Mr. Keating seems not to have read the Constitution, which says that this cannot be done. We should perhaps not be surprised by Mr Keating about this.  He once made the bizarre claim that the Constitution had been drafted in the British Foreign Office and imposed by the British on Australia.

So what does the Constitution say about the Capital? It says, in section 125:

”The seat of Government of the Commonwealth shall be determined by the Parliament, and shall be within territory which shall have been granted to or acquired by the Commonwealth, and shall be vested in and belong to the Commonwealth, and shall be in the State of New South Wales, and be distant not less than one hundred miles from Sydney. Such territory shall contain an area of not less than one hundred square miles, and such portion thereof as shall consist of Crown lands shall be granted to the Commonwealth without any payment therefor. The Parliament shall sit at Melbourne until it meet at the seat of Government.”

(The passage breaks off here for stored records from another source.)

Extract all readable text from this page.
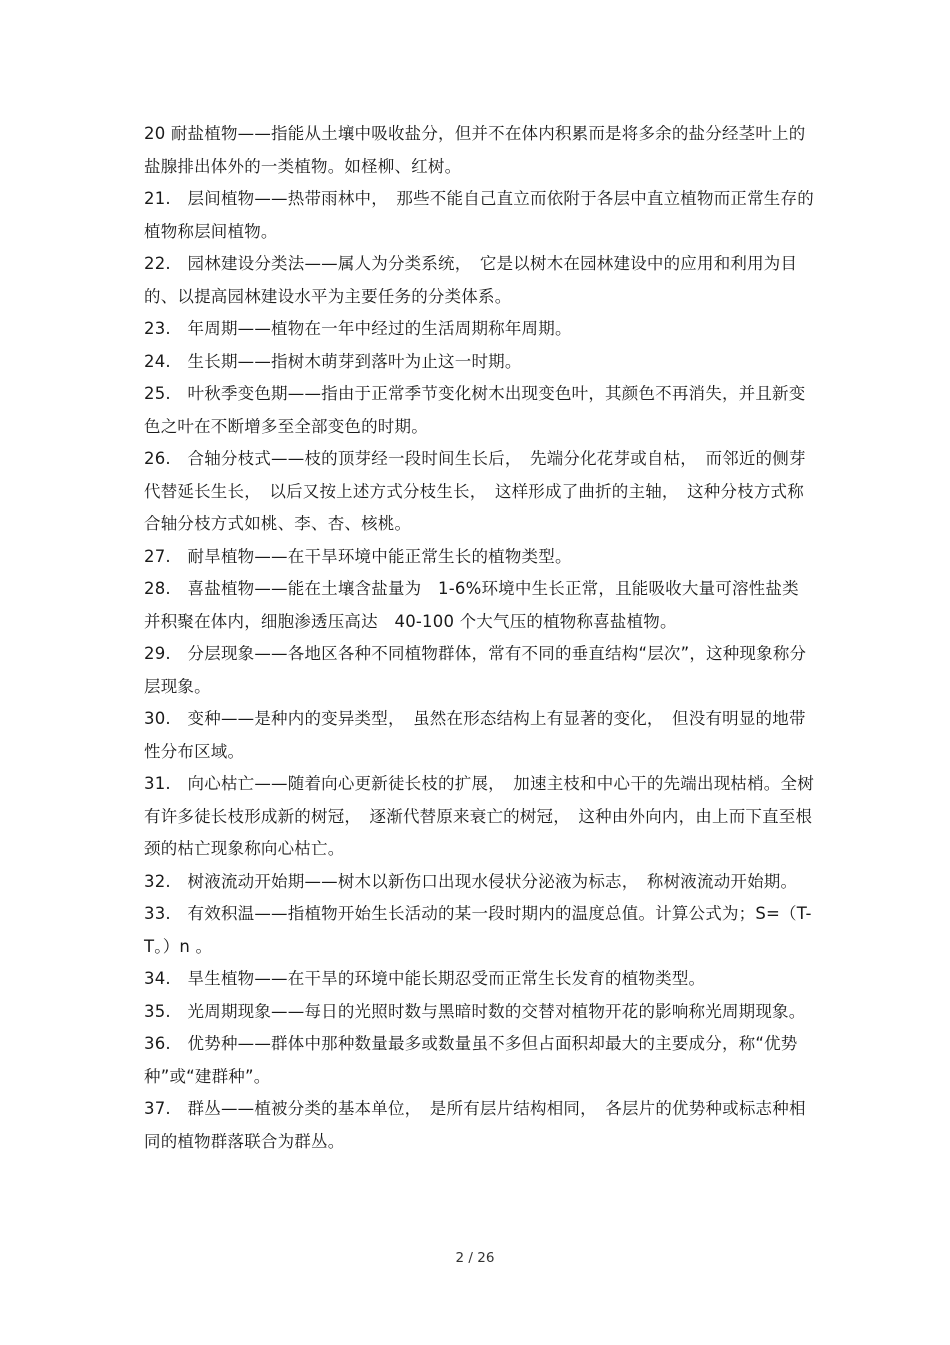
20 耐盐植物——指能从土壤中吸收盐分，但并不在体内积累而是将多余的盐分经茎叶上的盐腺排出体外的一类植物。如柽柳、红树。

21.　层间植物——热带雨林中，　那些不能自己直立而依附于各层中直立植物而正常生存的植物称层间植物。

22.　园林建设分类法——属人为分类系统，　它是以树木在园林建设中的应用和利用为目的、以提高园林建设水平为主要任务的分类体系。

23.　年周期——植物在一年中经过的生活周期称年周期。

24.　生长期——指树木萌芽到落叶为止这一时期。

25.　叶秋季变色期——指由于正常季节变化树木出现变色叶，其颜色不再消失，并且新变色之叶在不断增多至全部变色的时期。

26.　合轴分枝式——枝的顶芽经一段时间生长后，　先端分化花芽或自枯，　而邻近的侧芽代替延长生长，　以后又按上述方式分枝生长，　这样形成了曲折的主轴，　这种分枝方式称合轴分枝方式如桃、李、杏、核桃。

27.　耐旱植物——在干旱环境中能正常生长的植物类型。

28.　喜盐植物——能在土壤含盐量为　1-6%环境中生长正常，且能吸收大量可溶性盐类并积聚在体内，细胞渗透压高达　40-100 个大气压的植物称喜盐植物。

29.　分层现象——各地区各种不同植物群体，常有不同的垂直结构“层次”，这种现象称分层现象。

30.　变种——是种内的变异类型，　虽然在形态结构上有显著的变化，　但没有明显的地带性分布区域。

31.　向心枯亡——随着向心更新徒长枝的扩展，　加速主枝和中心干的先端出现枯梢。全树有许多徒长枝形成新的树冠，　逐渐代替原来衰亡的树冠，　这种由外向内，由上而下直至根颈的枯亡现象称向心枯亡。

32.　树液流动开始期——树木以新伤口出现水侵状分泌液为标志，　称树液流动开始期。

33.　有效积温——指植物开始生长活动的某一段时期内的温度总值。计算公式为；S=（T-T。）n 。

34.　旱生植物——在干旱的环境中能长期忍受而正常生长发育的植物类型。

35.　光周期现象——每日的光照时数与黑暗时数的交替对植物开花的影响称光周期现象。

36.　优势种——群体中那种数量最多或数量虽不多但占面积却最大的主要成分，称“优势种”或“建群种”。

37.　群丛——植被分类的基本单位，　是所有层片结构相同，　各层片的优势种或标志种相同的植物群落联合为群丛。

2 / 26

The question of the location of the new Capital – or rather where it was not to be – was a major consideration in the finalisation of the federal compact. It is curious that the former prime minister would try to revive this well settled issue, presuming of course that he is aware of the debate over the location of the federal capital. 

The point is, of course, that there is absolutely no prospect of the people agreeing to a proposal in a referendum that the Capital be moved to Sydney.  So it is curious that the media gave such prominence to these meanderings.

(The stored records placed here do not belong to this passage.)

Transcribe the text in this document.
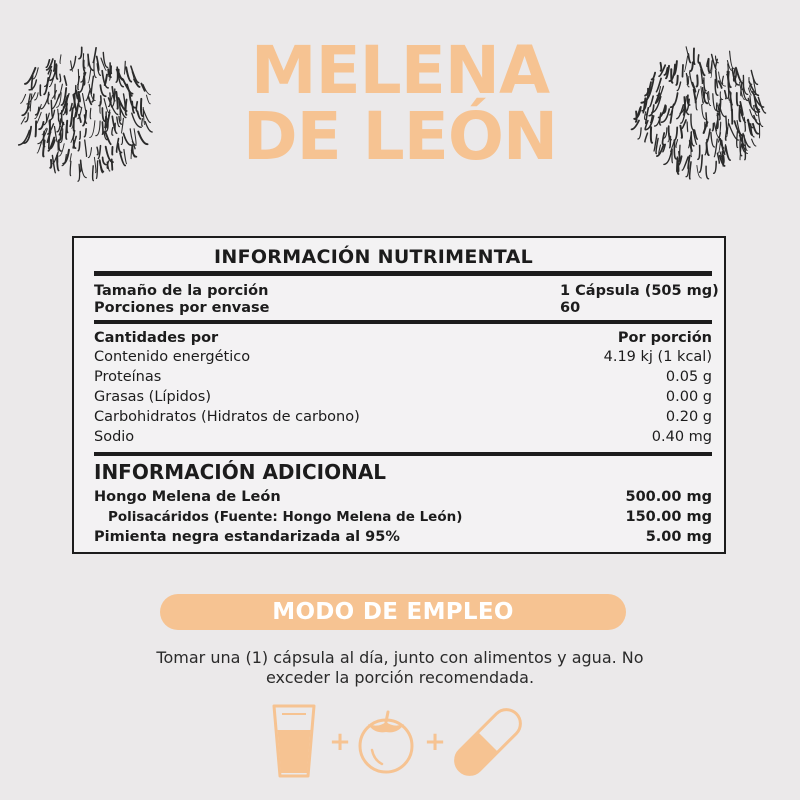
MELENA
DE LEÓN
INFORMACIÓN NUTRIMENTAL
Tamaño de la porción	1 Cápsula (505 mg)
Porciones por envase	60
Cantidades por	Por porción
Contenido energético	4.19 kj (1 kcal)
Proteínas	0.05 g
Grasas (Lípidos)	0.00 g
Carbohidratos (Hidratos de carbono)	0.20 g
Sodio	0.40 mg
INFORMACIÓN ADICIONAL
Hongo Melena de León	500.00 mg
Polisacáridos (Fuente: Hongo Melena de León)	150.00 mg
Pimienta negra estandarizada al 95%	5.00 mg
MODO DE EMPLEO
Tomar una (1) cápsula al día, junto con alimentos y agua. No
exceder la porción recomendada.
+	+
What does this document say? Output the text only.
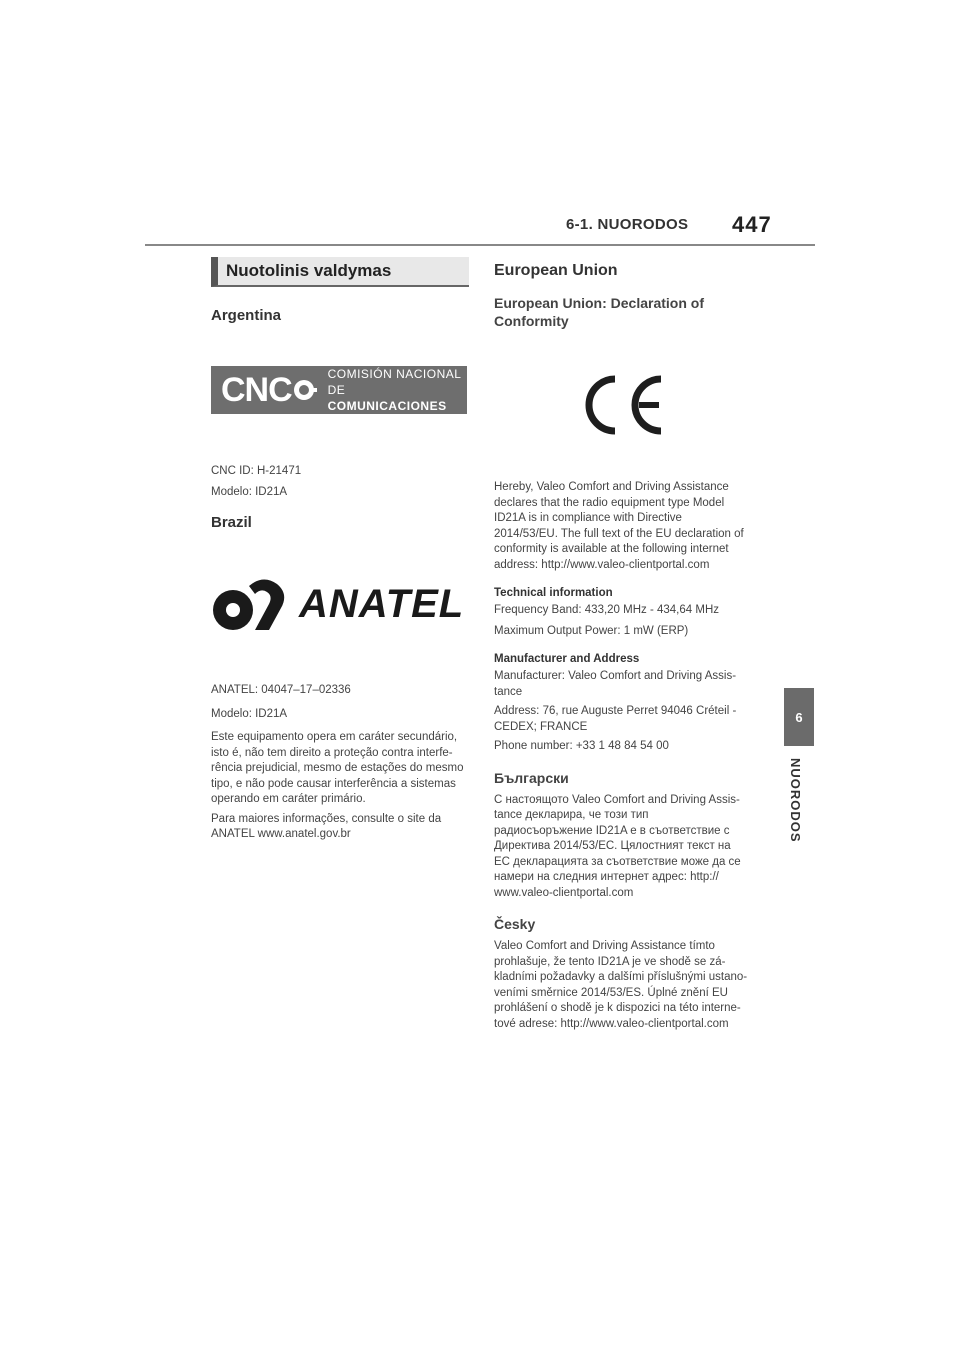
6-1. NUORODOS 447
6
NUORODOS
Nuotolinis valdymas
Argentina
CNC	COMISIÓN NACIONAL
DE COMUNICACIONES

CNC ID: H-21471

Modelo: ID21A

Brazil
ANATEL

ANATEL: 04047–17–02336

Modelo: ID21A

Este equipamento opera em caráter secundário, isto é, não tem direito a proteção contra interfe-rência prejudicial, mesmo de estações do mesmo tipo, e não pode causar interferência a sistemas operando em caráter primário.

Para maiores informações, consulte o site da ANATEL www.anatel.gov.br

European Union
European Union: Declaration of Conformity

Hereby, Valeo Comfort and Driving Assistance declares that the radio equipment type Model ID21A is in compliance with Directive 2014/53/EU. The full text of the EU declaration of conformity is available at the following internet address: http://www.valeo-clientportal.com

Technical information

Frequency Band: 433,20 MHz - 434,64 MHz

Maximum Output Power: 1 mW (ERP)

Manufacturer and Address

Manufacturer: Valeo Comfort and Driving Assis-tance

Address: 76, rue Auguste Perret 94046 Créteil - CEDEX; FRANCE

Phone number: +33 1 48 84 54 00

Български

С настоящото Valeo Comfort and Driving Assis-tance декларира, че този тип радиосъоръжение ID21A е в съответствие с Директива 2014/53/ЕС. Цялостният текст на ЕС декларацията за съответствие може да се намери на следния интернет адрес: http:// www.valeo-clientportal.com

Česky

Valeo Comfort and Driving Assistance tímto prohlašuje, že tento ID21A je ve shodě se zá-kladními požadavky a dalšími příslušnými ustano-veními směrnice 2014/53/ES. Úplné znění EU prohlášení o shodě je k dispozici na této interne-tové adrese: http://www.valeo-clientportal.com
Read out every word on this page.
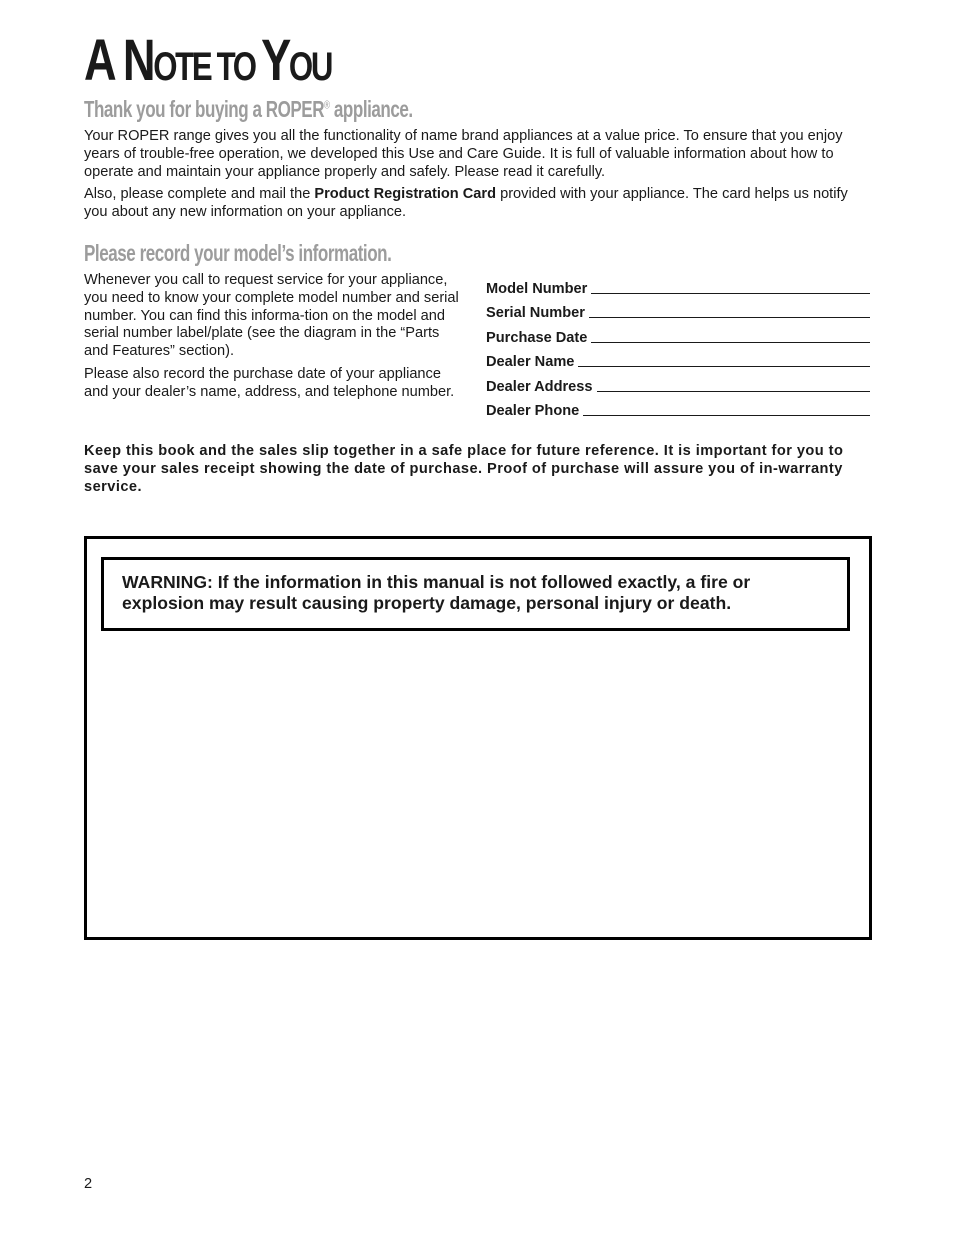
A NOTE TO YOU
Thank you for buying a ROPER® appliance.

Your ROPER range gives you all the functionality of name brand appliances at a value price. To ensure that you enjoy years of trouble-free operation, we developed this Use and Care Guide. It is full of valuable information about how to operate and maintain your appliance properly and safely. Please read it carefully.

Also, please complete and mail the Product Registration Card provided with your appliance. The card helps us notify you about any new information on your appliance.

Please record your model’s information.

Whenever you call to request service for your appliance, you need to know your complete model number and serial number. You can find this informa-tion on the model and serial number label/plate (see the diagram in the “Parts and Features” section).

Please also record the purchase date of your appliance and your dealer’s name, address, and telephone number.

Model Number
Serial Number
Purchase Date
Dealer Name
Dealer Address
Dealer Phone

Keep this book and the sales slip together in a safe place for future reference. It is important for you to save your sales receipt showing the date of purchase. Proof of purchase will assure you of in-warranty service.

WARNING: If the information in this manual is not followed exactly, a fire or explosion may result causing property damage, personal injury or death.

2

The real news about the interview was that Mr. Keating blamed NSW Premier Bob Carr, who “kicked ” the Governor out of Government House”, for his loss in the 1996 Federal election. This came at the head of a list of problems Mr. Keating thought he had in all of the Labor governed States, except Victoria where he improved his vote.

These included Bob Carr’s breaking of a promise on toll roads, the collapse of the South Australian State bank and “WA Inc” (corruption in that State). He also referred to Queensland Premier Wayne Goss’s warning that the electors were waiting with baseball bats to get Paul Keating.

The prominent commentator, PP McGuiness, warned at the time that the eviction would damage the Keating government, and the eviction was reported to have caused considerable concern in the NSW cabinet and in the NSW Parliamentary Party as it had been done without any consultation and was very unpopular across the State. 

When Kerry Jones, then Executive Director of ACM, called a protest, it turned out to be one of the largest and most peaceful demonstrations in Sydney at that time.  Mr. Keating has no love for our constitutional monarchy, our Constitution or our Flag. 

That he believes the eviction of the governor was electoral poison suggests that he understands that the Crown has a special place in the affections of the Australian people, and that creeping republicanism is not popular. 

Soon after Bob Carr left office, he admitted that the reason he had evicted the Governor had to do with the reserve powers of the Crown.

There is no transcript of the interview, but a recording is stored on the ABC site.